Sparing you all the details, this "experiment" turned in to a kitchen pasted from counter to floor to doorknobs in this goopy mess. This is where it gets ugly. I lost my shizz y'all. I went on a rant about the mess, and about chores, and about cleaning, and about how no one helps me with anything around here, and every other thing in this world is just dumb and wrong and stupid and dumb. I may have even muttered curse words under my breath. I then stopped, took a deep breath, and realized no one was around to lay ears to my wrath. If they kids have learned anything, it is to run for the hills when mom turns 50 shades of red. I just sat down on the couch, finished my coffee, and waited for my poor children to come back into my circle of crazy. I apologized for my ranting and told them that, although I handled my emotions poorly, I needed help. I need them to pull their weight. I am simply asking them to be responsible for themselves and their belongings. Easier said than done.
So, we all sang "Kumbaya", and cleaned the house in harmony, right? WRONG.

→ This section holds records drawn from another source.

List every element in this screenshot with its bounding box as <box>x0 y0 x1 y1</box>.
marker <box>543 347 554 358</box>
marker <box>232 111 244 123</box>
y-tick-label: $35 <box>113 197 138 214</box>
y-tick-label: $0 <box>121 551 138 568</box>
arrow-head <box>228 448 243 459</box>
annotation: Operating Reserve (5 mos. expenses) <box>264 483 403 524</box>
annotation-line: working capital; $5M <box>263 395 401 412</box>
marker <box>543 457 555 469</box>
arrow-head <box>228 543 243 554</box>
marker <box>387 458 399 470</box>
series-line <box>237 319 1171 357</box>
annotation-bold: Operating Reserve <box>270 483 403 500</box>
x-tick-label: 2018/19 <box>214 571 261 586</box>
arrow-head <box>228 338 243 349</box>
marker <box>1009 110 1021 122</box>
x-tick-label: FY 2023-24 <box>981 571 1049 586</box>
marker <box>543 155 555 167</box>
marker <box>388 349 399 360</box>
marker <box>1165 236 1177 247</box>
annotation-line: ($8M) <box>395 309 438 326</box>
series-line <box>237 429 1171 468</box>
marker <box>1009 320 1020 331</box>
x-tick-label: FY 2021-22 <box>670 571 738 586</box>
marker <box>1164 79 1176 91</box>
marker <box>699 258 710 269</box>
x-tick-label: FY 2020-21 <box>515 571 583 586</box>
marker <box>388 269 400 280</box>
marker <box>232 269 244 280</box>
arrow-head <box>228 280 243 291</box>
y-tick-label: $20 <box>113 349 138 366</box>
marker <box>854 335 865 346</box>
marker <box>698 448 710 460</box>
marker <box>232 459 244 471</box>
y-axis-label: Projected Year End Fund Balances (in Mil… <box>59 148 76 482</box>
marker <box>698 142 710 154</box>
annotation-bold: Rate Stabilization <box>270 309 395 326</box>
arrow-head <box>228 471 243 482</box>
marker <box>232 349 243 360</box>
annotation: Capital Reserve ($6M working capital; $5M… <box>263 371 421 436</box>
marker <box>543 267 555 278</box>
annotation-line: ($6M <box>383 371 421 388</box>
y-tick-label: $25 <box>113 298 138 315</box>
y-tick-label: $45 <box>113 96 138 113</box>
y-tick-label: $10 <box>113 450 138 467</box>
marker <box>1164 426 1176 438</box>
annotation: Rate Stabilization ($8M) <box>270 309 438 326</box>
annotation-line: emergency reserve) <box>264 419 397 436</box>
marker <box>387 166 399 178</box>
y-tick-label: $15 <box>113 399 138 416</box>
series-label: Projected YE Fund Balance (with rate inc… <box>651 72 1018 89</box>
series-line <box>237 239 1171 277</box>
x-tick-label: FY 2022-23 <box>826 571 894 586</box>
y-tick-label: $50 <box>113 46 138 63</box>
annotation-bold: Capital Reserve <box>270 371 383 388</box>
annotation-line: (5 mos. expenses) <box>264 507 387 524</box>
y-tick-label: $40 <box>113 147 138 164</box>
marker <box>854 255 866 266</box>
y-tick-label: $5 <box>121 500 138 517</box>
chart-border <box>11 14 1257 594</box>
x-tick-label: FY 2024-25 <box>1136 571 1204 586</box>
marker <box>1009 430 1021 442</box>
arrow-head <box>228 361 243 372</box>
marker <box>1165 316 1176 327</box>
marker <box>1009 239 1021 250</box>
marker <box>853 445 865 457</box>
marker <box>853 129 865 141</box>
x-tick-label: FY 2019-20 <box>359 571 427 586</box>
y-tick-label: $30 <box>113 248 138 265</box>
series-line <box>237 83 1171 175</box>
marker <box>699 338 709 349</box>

Let me tell you, sometimes I think that kids just aren't my jam. I adore my kids. I love them with every cell in my body, but sometimes, I just want them to disappear into their rooms and not make a peep for a few
days hours. They are loud and messy and selfish and messy and loud (Wait, am I talking about me or the kids?). I am being very transparent when I say that sometimes, I forget how to mom. I forget what being a mom means and I get selfish. Being a mom is the most unselfish thing that a person can do. When you become mom, your own needs and desires are pushed down to make way for theirs. Now, that doesn't mean that you don't get to have coffee with the girls, or paint, or have a weekend to yourself. It does mean that 99% of the time, your kids are your life. It's all about where they want to eat, or what they want to watch, or what game they want to play. Sometimes that part makes us happy, and sometimes it makes us mad. Well, today I just got mad. I was tired of cleaning up after them constantly. I was tired of cooking 3 meals a day for everyone. I was tired of cleaning up spills. I was tired of their messes and the loud words coming out of their mouths. I was tired of laundry...so. much. laundry. I just wanted help....but I wasn't getting any. So, I had a small pity party, cried a few tears, threw a hanger across the room (yes it broke, and yes it felt really good), and went on folding laundry. I did not keep calm. I did not beg for forgiveness. I yelled, I put them to bed with a book, I went back and yelled a little more, I slammed a few doors, cried a little more, then I finished the laundry and re-made my bed (that they unmade while they were supposed to be helping with the laundry, but did no such thing).
Am I proud of it? No. Not even a little. Will they forgive me? Yes. Because children are full of grace, just like My Father. It's on days like this that I wonder if the reason I had my hissy fit was for me to see the fullness of His grace, and be thankful that my children extend the same grace to me.
Yes, I will apologize...again and again and again. I think it is important for our children to see that we are human. We are imperfect. We make stupid mistakes. We are not above apologizing when we do wrong, because they are no less important than anyone else in our lives. Then we can explain The Father's love to them, and that we extend the same to them.
Today didn't go as planned. No day every really does. Just when I think kids aren't my jam, I meet someone special.
|This is Underwoman.|
And this is why kids ARE my jam.
Hope your day is better than mine. Peace out to all you moms doing the most underpaid, under appreciated, toughest job in the world. We are in this together.